The shift is a dramatic reversal in fortune for a market that twice saw the government intervene to prop up shares on the Shanghai Stock Exchange in July. Only last month, business columnists said the dismal price action reflected the market's collective unconscious at work, revealing the ill-health of the Chinese corporate sector hit by shrinking margins and declining profitability.
So what has happened to change the dire outlook?

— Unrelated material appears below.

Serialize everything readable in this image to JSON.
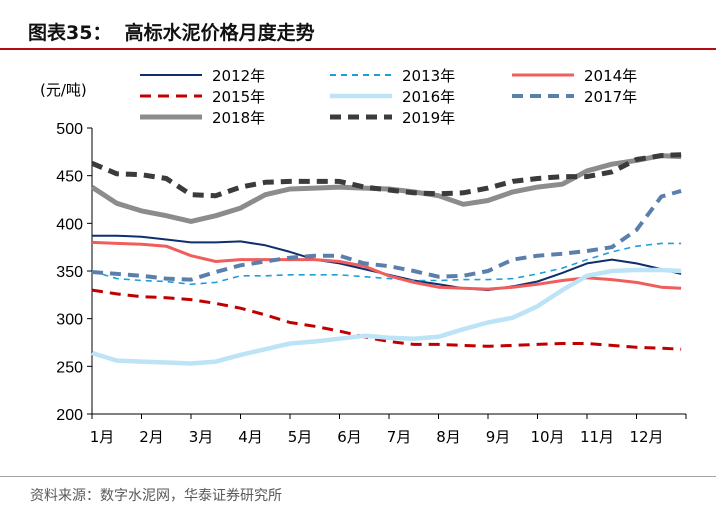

Of course, the yuan revaluation has been a magnet for foreign money betting the initial move is the first of many to come.
But aside from what were widely expected changes to the currency regime, fund managers say there are several pieces of good news that add up to a bullish outlook.

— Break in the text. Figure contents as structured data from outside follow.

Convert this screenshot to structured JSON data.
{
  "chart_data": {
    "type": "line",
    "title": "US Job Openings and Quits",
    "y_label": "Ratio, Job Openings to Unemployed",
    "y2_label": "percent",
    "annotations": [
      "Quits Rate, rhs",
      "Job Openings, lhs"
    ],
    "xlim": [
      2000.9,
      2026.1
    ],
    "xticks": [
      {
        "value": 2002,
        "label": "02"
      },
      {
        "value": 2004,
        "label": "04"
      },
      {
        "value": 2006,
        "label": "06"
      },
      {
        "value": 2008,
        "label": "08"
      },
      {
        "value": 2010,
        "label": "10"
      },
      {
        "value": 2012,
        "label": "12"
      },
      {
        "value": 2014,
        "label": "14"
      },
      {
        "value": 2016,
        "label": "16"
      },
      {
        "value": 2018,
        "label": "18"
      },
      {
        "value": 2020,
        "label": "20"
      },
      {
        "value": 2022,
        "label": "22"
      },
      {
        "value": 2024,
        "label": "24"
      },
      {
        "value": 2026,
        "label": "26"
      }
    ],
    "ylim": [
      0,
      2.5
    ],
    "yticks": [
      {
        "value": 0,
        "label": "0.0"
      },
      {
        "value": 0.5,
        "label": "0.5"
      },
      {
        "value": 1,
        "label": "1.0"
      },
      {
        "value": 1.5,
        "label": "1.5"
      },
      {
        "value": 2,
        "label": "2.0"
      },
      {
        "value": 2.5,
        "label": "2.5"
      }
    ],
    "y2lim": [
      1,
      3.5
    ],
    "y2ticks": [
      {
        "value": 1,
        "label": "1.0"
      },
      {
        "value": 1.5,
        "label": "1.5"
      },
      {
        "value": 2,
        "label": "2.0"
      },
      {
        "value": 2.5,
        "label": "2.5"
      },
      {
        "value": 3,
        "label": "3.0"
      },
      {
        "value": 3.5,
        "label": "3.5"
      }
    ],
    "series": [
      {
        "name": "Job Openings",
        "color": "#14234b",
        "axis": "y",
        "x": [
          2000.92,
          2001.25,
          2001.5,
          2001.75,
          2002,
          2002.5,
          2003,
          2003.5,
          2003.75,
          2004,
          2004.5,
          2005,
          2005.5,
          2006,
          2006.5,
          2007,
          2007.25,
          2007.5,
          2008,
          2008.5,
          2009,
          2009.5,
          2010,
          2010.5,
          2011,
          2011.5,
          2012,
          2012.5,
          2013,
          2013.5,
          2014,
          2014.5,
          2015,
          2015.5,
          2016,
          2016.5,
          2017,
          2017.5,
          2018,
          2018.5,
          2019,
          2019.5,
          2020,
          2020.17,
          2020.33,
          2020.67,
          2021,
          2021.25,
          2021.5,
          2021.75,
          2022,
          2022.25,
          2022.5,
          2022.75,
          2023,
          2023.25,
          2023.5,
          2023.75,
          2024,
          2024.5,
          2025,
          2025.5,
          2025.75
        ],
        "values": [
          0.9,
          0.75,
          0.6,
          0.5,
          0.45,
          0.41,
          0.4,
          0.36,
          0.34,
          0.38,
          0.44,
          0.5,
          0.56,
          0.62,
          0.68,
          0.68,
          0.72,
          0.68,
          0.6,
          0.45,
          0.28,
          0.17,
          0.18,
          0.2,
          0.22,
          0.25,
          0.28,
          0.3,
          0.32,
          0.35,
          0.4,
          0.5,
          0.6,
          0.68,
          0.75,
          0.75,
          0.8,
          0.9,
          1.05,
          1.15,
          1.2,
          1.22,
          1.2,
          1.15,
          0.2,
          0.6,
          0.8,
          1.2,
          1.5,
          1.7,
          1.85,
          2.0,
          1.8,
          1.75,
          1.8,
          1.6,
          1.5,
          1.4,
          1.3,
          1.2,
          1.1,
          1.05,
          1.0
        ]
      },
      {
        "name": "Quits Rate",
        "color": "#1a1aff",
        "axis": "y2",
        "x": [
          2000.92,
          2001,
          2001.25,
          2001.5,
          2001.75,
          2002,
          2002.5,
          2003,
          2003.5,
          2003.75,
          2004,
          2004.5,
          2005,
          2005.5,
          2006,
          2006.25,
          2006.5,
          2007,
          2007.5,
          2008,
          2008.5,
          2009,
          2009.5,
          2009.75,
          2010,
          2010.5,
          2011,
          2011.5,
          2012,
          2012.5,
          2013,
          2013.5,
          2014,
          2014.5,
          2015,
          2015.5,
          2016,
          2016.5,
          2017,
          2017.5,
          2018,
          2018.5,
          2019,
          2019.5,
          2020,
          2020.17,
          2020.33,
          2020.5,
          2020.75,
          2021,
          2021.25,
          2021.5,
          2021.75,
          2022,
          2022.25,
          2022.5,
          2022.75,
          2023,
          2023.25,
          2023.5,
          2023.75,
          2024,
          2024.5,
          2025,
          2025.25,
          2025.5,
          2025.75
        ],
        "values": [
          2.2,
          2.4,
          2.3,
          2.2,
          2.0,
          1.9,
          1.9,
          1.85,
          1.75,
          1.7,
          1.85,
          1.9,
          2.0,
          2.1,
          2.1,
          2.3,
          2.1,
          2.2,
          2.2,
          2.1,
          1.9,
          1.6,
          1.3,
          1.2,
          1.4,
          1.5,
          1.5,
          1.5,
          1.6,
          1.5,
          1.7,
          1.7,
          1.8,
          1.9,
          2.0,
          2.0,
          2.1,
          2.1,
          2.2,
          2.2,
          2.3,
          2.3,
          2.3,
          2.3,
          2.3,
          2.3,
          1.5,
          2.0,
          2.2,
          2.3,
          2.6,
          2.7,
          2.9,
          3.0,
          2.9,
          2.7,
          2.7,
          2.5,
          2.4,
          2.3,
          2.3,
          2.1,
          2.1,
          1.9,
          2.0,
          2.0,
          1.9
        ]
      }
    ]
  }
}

'Our view is that the A-share markets have become more attractive now,' said Samantha Ho, co-manager of Invesco's US$507 million GT PRC Fund. 'The direction is up.'
Ms Ho said an important catalyst is assurances the government's share sale plans will not cause a slump in the stock markets. Earlier this year, analysts were worried the conversion of non-tradeable state-held shares into common shares would soak up liquidity and dampen prices. The issue was widely cited as a reason to avoid mainland-listed equities.
Under the government's pilot scheme currently under way, approvals have been given to compensate current investors with free shares. The giveaway ranges from two to three shares for every 10 owned by investors.
By the end of August, the boards of 46 companies are expected to approve share-reform plans. The move was designed to compensate investors for falling share prices when the free float is enlarged, and is seen as an important pillar in shoring up confidence. A-shares listed in Shanghai and Shenzhen trade at a premium to Hong Kong listed H shares, and are generally viewed as overvalued by international standards.
'In terms of company earnings there is no dilution whatsoever,' Ms Ho said of the bonus scheme.
The Shanghai Composite Index, which covers A and B shares, has soared 14.43 per cent since July 21, the day China announced it was revaluing the yuan by 2.1 per cent against the dollar and pegging it to a basket of currencies.
One of the first state companies to approve a share reform, Bao Shan Steel, surprised the market with a compensation ratio of 2.2 free shares for every 10 owned by investors. The company also committed 4 billion yuan to prop up the share price and promised to pay a cash divided for each of the next three years equivalent to 7.6 per cent.
The plan beat fund manager expectations who had forecast the board would approve just 1.5 to 2 shares in compensation.
'For investors who make investment decisions based on fundamentals, this should make A-shares extremely attractive because it represents a 23 per cent price discount and a potential of 30 per cent-plus gains based on the price level prior to the announcement of the share reform programme,' said Lipper analyst Linbo Fan, commenting on the overall reform plan.
The government may announce rules as early as August 20 to expand the programme to all domestically listed companies, according to state media reports last week.
The disposal of state shareholdings has a phased schedule. No sales are permitted in the first year, 5 per cent in the second, and 10 per cent in the third.
Aaron Boesky, director of the Cayman Islands-registered Marco Polo Investments, estimates that when the effects of the bonus-share scheme are factored in across the exchange, the average price/earnings will fall from 16 to 13.
'All the reform is doing is giving away, in some cases 20 to 40 per cent of their shares, to the current shareholders in exchange for the right to dispose of their remaining holdings in the future to parties that we don't know yet,' he said.
He added the bonus shares will be paid out to investors shortly after board approval and is not tied to the disposal schedule of the state company.
The share reform programme began in April and so far 12 companies have approved reform packages. Another 33 companies are expected to complete their approvals in the next two weeks.
'Before the pilot programme, we knew there was going to be a disposal of government-owned shares at some point, but no one was expecting the windfall of these bonus shares,' Mr Boesky said.
Only one company, Tsinghua Tongfang, has had its reform plan rejected.
Mr Boesky said an increase in the A-share quota allocated to qualified foreign institutional investors (QFFIIs) to US$10 billion from US$4 billion, should bolster the market. At the end of March, QFFIIs had invested 4.48 billion yuan in A shares, less than 0.5 per cent of total market capitalisation, and less than 10 per cent of their quota.